10 Aug
2011
10 Aug
'11
12:37 a.m.
On 08/09/2011 04:54 PM, Marek Vasut wrote:
Don't allocate NAND buffers as one block, but allocate them separately. This allows systems where DMA to buffers happen to allocate these buffers properly aligned.
Signed-off-by: Marek Vasut marek.vasut@gmail.com
That second sentence is hard to parse -- I think you mean something like, "This accommodates drivers which DMA to the buffers and have alignment constraints."
Will a similar change be needed in Linux?
int nand_scan_tail(struct mtd_info *mtd) {
- int i;
- int i, bufsize;
- uint8_t *buf; struct nand_chip *chip = mtd->priv;
- if (!(chip->options & NAND_OWN_BUFFERS))
chip->buffers = kmalloc(sizeof(*chip->buffers), GFP_KERNEL);
- if (!chip->buffers)
- if (!(chip->options & NAND_OWN_BUFFERS)) {
chip->buffers = malloc(sizeof(struct nand_buffers));
if (!chip->buffers)
return -ENOMEM;
Why does the struct itself need to be dynamically allocated?

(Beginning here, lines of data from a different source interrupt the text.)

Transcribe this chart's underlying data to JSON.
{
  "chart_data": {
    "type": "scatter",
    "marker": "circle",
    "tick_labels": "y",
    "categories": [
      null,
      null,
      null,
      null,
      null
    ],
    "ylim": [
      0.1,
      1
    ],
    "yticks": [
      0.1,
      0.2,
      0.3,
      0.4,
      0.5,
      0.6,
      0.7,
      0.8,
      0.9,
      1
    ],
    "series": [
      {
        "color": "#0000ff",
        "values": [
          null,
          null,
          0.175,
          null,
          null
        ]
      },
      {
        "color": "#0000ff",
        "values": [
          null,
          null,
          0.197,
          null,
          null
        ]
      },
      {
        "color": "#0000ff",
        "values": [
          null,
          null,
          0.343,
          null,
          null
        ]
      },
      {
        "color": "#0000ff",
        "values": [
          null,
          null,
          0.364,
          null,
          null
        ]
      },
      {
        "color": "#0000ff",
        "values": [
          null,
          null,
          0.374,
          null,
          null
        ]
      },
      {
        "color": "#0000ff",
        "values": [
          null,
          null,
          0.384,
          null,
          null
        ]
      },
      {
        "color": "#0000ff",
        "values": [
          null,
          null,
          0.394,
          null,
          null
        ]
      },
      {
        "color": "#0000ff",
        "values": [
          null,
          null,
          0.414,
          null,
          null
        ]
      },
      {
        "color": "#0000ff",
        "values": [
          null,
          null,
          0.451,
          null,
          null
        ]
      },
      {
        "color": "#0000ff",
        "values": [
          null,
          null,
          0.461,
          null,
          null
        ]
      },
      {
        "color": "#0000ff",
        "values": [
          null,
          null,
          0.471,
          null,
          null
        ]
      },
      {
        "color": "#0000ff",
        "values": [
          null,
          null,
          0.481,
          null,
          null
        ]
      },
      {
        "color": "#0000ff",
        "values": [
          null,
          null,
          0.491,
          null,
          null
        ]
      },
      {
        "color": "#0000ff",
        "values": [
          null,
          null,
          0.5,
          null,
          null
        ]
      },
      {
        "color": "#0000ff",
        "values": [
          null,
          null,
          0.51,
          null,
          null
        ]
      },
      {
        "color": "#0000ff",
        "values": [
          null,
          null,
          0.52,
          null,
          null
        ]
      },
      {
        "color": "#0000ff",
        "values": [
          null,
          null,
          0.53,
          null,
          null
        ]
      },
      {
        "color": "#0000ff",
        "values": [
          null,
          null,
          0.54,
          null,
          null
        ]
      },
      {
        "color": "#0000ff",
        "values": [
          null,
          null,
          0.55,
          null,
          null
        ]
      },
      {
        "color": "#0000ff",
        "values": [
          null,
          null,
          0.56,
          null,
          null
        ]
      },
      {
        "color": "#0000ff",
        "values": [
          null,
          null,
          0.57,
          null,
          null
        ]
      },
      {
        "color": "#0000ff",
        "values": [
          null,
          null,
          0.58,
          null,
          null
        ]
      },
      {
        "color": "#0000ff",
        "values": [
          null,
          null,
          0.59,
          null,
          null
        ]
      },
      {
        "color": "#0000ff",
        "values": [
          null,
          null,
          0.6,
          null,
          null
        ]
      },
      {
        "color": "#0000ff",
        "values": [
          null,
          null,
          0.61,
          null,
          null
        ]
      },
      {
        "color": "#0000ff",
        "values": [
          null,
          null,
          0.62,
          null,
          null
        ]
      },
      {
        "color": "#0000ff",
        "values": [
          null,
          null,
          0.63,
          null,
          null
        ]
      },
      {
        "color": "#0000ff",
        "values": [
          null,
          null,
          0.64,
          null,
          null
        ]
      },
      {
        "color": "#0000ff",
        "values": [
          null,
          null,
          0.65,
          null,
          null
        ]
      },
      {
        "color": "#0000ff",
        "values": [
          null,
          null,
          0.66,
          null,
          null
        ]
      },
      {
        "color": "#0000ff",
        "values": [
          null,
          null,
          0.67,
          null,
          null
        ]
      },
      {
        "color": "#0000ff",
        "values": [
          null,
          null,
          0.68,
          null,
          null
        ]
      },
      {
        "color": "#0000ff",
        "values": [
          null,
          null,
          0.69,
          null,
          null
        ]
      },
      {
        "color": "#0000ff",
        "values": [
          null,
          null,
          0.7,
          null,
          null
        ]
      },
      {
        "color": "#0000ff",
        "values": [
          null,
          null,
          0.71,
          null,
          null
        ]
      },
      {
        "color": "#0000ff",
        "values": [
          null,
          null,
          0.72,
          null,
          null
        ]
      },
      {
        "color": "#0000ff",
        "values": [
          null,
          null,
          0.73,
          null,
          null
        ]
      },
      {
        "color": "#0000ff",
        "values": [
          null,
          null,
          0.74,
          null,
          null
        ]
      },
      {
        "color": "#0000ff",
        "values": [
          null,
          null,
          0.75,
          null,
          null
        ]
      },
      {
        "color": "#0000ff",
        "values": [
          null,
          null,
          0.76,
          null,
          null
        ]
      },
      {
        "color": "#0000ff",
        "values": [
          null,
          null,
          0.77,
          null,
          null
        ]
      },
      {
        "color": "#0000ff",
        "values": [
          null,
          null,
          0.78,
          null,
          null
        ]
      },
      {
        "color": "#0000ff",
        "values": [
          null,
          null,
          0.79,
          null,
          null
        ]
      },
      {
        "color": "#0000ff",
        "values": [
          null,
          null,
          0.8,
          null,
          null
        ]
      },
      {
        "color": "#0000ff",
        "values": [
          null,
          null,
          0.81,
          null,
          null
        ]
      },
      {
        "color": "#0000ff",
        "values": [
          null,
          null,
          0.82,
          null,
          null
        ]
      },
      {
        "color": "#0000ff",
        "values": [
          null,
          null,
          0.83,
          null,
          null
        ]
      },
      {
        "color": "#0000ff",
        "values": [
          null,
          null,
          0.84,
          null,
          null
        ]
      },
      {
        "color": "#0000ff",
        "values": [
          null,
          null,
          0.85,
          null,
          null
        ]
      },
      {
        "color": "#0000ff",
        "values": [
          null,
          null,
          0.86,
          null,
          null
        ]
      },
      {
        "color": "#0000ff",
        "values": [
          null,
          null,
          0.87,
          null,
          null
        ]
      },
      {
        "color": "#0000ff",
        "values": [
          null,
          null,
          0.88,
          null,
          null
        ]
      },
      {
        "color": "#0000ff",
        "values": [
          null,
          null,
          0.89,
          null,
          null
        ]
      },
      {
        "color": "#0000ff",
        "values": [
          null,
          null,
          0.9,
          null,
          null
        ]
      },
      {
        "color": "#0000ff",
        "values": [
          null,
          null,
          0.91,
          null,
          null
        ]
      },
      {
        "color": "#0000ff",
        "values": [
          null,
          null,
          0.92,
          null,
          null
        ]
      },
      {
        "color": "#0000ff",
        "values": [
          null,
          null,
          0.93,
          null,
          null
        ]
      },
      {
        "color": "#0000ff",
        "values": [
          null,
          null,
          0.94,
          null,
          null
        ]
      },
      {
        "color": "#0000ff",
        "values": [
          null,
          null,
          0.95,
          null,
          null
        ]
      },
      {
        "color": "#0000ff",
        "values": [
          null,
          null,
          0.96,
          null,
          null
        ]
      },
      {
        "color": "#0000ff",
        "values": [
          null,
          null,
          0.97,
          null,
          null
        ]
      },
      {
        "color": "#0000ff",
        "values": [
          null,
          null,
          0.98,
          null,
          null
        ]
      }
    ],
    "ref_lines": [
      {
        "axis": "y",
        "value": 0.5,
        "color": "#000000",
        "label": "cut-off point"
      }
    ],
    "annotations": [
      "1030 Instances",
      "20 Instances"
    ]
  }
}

bufsize = NAND_MAX_PAGESIZE + (3 * NAND_MAX_OOBSIZE);
buf = malloc(bufsize);
chip->buffers->buffer = (struct nand_buffers *)buf;
chip->buffers->ecccalc = buf;
chip->buffers->ecccode = buf + NAND_MAX_OOBSIZE;
chip->buffers->databuf = buf + (2 * NAND_MAX_OOBSIZE);
- }
- if (!chip->buffers->buffer) return -ENOMEM;
What does "buffer" mean now? What would a driver that supplies its own completely separate ecccalc/ecccode/databuf buffers put in "buffer"?